Move driven by country’s new privacy legislation, growth in international arbitration, class actions
Epiq, the global, tech-enabled legal service provider, has announced an expansion into Latin America with the opening of a cloud-based data centre in Brazil’s most populous city.
Paving the way into Latin America is Lei Geral de Proteção de Dados, Brazil’s new GDPR-equivalent privacy legislation, as well as a rise in class actions and international arbitrations and developing antitrust regimes in the region, says Carla Swansburg, Epiq’s managing director of Canada and Latin America.
“There are a lot of things aligning in terms of what's happening throughout Latin America – and Brazil in particular – that we were pretty sure there was a real need for our services,” says Swansburg, who is a former chief innovation officer at Blake Cassels & Graydon LLP.

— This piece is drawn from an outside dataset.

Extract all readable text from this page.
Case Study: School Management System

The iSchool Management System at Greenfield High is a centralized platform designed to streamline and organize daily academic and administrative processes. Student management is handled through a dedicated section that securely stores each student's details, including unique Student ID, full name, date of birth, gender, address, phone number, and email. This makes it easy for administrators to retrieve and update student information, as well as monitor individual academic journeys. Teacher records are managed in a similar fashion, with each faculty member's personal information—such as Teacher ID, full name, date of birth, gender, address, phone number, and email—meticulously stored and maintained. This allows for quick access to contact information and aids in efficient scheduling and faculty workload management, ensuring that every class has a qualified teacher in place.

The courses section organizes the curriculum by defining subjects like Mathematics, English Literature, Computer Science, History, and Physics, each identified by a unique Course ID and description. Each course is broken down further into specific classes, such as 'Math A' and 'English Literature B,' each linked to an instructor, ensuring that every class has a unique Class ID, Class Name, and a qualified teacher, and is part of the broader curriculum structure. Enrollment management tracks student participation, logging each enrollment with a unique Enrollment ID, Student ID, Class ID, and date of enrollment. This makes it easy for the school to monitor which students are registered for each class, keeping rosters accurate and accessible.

The company aims to provide litigation, arbitration and investigation support for class action claims and administration services; cyber, privacy and data breach response; competition and antitrust reviews; information governance; law department transformation and legal operations support.
Though a civil law-law jurisdiction, with different concepts of e-discovery than in North America, there are few “traditional competitors,” and the proliferation of data is such that the company is seeing growing demand for its services, says Swansburg. Epiq also provides support for investigations and disputes in international arbitrations, which are on the rise, she says.

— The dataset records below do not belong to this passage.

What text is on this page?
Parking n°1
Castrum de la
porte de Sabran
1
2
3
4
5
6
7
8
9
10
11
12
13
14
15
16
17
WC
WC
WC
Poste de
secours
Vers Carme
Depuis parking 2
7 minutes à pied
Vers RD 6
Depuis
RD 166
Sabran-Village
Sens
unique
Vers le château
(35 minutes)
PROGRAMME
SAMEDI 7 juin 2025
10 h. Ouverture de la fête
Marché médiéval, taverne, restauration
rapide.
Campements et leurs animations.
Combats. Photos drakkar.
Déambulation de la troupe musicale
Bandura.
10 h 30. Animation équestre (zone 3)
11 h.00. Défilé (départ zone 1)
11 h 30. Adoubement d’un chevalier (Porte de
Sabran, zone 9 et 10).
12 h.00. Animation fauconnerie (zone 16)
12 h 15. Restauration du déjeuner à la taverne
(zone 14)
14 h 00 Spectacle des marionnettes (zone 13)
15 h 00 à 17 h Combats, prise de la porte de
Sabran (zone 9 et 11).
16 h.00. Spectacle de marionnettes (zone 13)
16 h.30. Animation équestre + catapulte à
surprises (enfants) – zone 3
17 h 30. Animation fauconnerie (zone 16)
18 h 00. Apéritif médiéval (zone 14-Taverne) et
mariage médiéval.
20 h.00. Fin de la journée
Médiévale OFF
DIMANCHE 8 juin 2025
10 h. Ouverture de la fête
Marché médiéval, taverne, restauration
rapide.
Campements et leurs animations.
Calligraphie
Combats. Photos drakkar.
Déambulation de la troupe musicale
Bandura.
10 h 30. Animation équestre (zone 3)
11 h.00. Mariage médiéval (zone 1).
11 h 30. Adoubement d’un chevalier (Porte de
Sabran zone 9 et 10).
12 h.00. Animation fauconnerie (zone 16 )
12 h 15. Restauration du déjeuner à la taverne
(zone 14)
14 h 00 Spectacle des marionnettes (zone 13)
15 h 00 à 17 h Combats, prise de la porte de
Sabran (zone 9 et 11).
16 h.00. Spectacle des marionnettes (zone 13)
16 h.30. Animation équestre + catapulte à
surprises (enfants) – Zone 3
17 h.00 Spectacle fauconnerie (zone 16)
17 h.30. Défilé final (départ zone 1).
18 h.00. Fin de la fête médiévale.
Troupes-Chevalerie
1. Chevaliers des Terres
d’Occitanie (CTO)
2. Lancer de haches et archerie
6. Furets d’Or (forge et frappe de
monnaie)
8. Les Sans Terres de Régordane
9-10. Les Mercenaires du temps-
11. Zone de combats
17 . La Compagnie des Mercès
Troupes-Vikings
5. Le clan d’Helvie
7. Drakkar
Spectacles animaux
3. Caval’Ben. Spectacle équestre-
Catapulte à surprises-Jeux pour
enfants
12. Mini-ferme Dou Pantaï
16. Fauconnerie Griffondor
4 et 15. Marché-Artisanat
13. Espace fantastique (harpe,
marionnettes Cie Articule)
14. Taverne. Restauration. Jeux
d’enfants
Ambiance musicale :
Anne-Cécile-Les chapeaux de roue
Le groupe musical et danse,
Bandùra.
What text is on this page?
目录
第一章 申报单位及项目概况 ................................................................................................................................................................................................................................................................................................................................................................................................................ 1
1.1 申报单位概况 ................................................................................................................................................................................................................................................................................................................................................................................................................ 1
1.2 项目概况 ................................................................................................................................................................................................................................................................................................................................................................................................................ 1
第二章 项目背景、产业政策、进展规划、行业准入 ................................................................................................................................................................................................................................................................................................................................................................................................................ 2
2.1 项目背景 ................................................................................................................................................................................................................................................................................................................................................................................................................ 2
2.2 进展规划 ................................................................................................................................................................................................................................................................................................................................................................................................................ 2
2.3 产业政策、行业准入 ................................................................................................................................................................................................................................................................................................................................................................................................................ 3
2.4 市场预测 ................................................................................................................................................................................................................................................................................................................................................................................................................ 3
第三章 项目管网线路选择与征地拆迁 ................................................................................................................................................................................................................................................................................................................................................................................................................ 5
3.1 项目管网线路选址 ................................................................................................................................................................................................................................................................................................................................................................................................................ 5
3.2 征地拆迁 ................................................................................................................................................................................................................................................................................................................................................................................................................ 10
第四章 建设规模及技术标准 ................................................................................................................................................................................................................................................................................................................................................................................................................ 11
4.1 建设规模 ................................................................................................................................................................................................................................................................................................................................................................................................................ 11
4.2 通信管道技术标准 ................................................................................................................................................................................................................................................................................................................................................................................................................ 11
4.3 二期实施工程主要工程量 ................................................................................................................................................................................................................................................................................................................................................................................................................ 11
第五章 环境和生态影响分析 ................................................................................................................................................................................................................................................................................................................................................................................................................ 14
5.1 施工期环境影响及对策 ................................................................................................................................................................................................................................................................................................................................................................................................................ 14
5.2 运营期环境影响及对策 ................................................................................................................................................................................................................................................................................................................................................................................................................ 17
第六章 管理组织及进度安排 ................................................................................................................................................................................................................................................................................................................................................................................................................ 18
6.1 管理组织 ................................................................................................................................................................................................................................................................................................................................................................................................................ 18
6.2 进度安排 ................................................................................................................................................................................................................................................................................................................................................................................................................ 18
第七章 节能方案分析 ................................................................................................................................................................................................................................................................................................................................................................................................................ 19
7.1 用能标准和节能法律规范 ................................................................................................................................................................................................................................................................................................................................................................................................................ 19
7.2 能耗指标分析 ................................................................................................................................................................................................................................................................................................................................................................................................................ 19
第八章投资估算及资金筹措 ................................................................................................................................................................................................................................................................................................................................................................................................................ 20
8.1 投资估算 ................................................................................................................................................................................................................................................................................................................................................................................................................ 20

Brazil’s Lei Geral de Proteção de Dados – the General Data Protection Law – will go into effect in August 2021. The legislation mirrors the European Union’s General Data Protection Regulation, says Swansburg. With sanctions for non-compliance soon to emerge, there will be a market for end-to-end data breach support, including data collection and review, notification and remediation processes, she says.
“Brazil is very advanced when it comes to legal innovation,” says Caitriona Robinson, Epiq’s marketing lead in Canada. “The legal industry and the tech industry, these are booming in the region.”
The company plans to extend its services throughout the continent, and saw Brazil was an appropriate foothold because of its strong privacy regulation and its similarity to the Canadian market, says Swansburg. Like Canada, with which Epiq is familiar, the economy is heavily reliant on natural resources and has a strong mining sector. Epiq will begin with a virtual team, and, as business grows, plans to build on-the-ground support in Brazil, as well as possibly Chile and Colombia, she says.
“Our expansion into Latin America is an important part of our global strategy,” said Eric Gonzales, Epiq’s senior vice president, legal solutions, in a press release. “The vast majority of our clients have operations in multiple jurisdictions, and we can now serve them on five continents.”
Epiq is one of the world’s largest alternative legal service providers, says Swansburg. Currently operating in 18 countries, with 7,000 employees, the company assists those in the legal services space with e-discovery, litigation, cyber events, class actions, business process and outsourcing, she says.